Some VPN (IPSec) not reconnect



  • I just updated to the latest snapshot (2.0-BEAT5 (i386) built on Wed Feb 16 02:41:43 EST 2011).

    After rebooted, 2 of my site-to-site IPSec VPNs didn't connect.  I checked the log. There are some weird log entries.

    Such as:
    racoon: [xxx.xxx.xxx.xxx] ERROR: can't start the quick mode, there is no ISAKMP-SA, …
    racoon: [xxx.xxx.xxx.xxx] ERROR: unknown Informational exchange received.

    And most weird is:
    pfSense responded to remote site
    racoon: [XXX]: INFO: respond new phase 1 negotiation: yyy.yyy.yyy.yyy[500]<=>xxx.xxx.xxx.xxx[500]
    and IPsec-SA was established
    but after about 10 seconds:
    racoon: [xxx.xxx.xxx.xxx] INFO: DPD: remote (ISAKMP-SA spi=fe77c7d6d61d335c:bf3ad9a69dda15e3) seems to be dead.
    and then ISAKMP-SA was deleted

    The remote site is a SonicWall NAS240.  But all my other VPNs haven't got this problem.

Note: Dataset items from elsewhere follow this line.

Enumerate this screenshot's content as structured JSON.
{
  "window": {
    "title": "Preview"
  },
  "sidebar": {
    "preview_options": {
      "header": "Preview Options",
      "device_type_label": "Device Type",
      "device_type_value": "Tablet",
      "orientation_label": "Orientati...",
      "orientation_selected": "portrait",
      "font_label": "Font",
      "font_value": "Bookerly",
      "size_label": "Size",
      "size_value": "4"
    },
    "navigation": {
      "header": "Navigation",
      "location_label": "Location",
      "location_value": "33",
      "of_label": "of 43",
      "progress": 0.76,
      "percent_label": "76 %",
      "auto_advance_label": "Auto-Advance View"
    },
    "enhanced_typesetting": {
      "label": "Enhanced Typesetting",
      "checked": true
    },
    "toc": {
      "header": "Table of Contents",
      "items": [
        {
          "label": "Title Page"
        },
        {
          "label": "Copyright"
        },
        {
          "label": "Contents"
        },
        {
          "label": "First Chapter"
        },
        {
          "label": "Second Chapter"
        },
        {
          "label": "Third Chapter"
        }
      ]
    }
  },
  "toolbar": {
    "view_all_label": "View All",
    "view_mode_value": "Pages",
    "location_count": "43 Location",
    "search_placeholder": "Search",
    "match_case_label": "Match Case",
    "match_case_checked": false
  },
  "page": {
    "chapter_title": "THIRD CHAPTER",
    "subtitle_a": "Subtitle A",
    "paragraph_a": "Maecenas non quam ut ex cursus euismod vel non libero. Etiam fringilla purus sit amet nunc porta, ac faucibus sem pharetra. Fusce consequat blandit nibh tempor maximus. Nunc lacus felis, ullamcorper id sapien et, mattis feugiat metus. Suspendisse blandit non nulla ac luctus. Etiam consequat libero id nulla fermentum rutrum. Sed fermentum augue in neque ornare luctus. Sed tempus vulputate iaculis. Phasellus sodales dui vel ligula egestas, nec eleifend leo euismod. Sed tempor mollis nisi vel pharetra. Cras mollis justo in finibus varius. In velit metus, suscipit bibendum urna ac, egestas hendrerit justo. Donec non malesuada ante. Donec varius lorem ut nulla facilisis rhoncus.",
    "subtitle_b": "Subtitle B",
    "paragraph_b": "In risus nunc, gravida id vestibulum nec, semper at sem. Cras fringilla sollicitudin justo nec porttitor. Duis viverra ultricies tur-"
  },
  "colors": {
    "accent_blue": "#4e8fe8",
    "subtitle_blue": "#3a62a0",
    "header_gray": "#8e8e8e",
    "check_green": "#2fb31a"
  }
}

    Another weird thing is that if the VPN is "initiated" from my site (i.e. from pfSense), the link established without problem:
    racoon: [XXX]: INFO: initiate new phase 1 negotiation: yyy.yyy.yyy.yyy[500]<=>xxx.xxx.xxx.xxx[500]

    -Raylund



  • The same with snapshot 2.0-BETA5 (i386) built on Wed Feb 16 14:46:23 EST 2011

    Here is a VPN connection log shown:
    respond new phase 1 negotiation
    ISAKMP-SA established
    respond new phase 2 negotiation
    IPsec-SA established
    18 seconds later
    DPD: remote (ISAKMP-SA spi=1cbd27f7ec9e0bc7:3c6cf2db85454670) seems to be dead
    purging ISAKMP-SA
    purged IPsec-SA
    purged ISAKMP-SA
    ISAKMP-SA deleted

    And I'm getting this on other 2 VPN connections:
    ERROR: can't start the quick mode, there is no ISAKMP-SA

    I should manually click on the "connect VPN" button on pfSense to establish them.

    All of them are SonicWall; NAS240, TZ100 and TZ170.  Nothing changed on remote sites, only pfSense was updated.

    -Raylund


  • Rebel Alliance Developer Netgate

    If you fill in the keep-alive IP, it will cause the tunnel to be initiated from your side periodically, and keep the tunnel up.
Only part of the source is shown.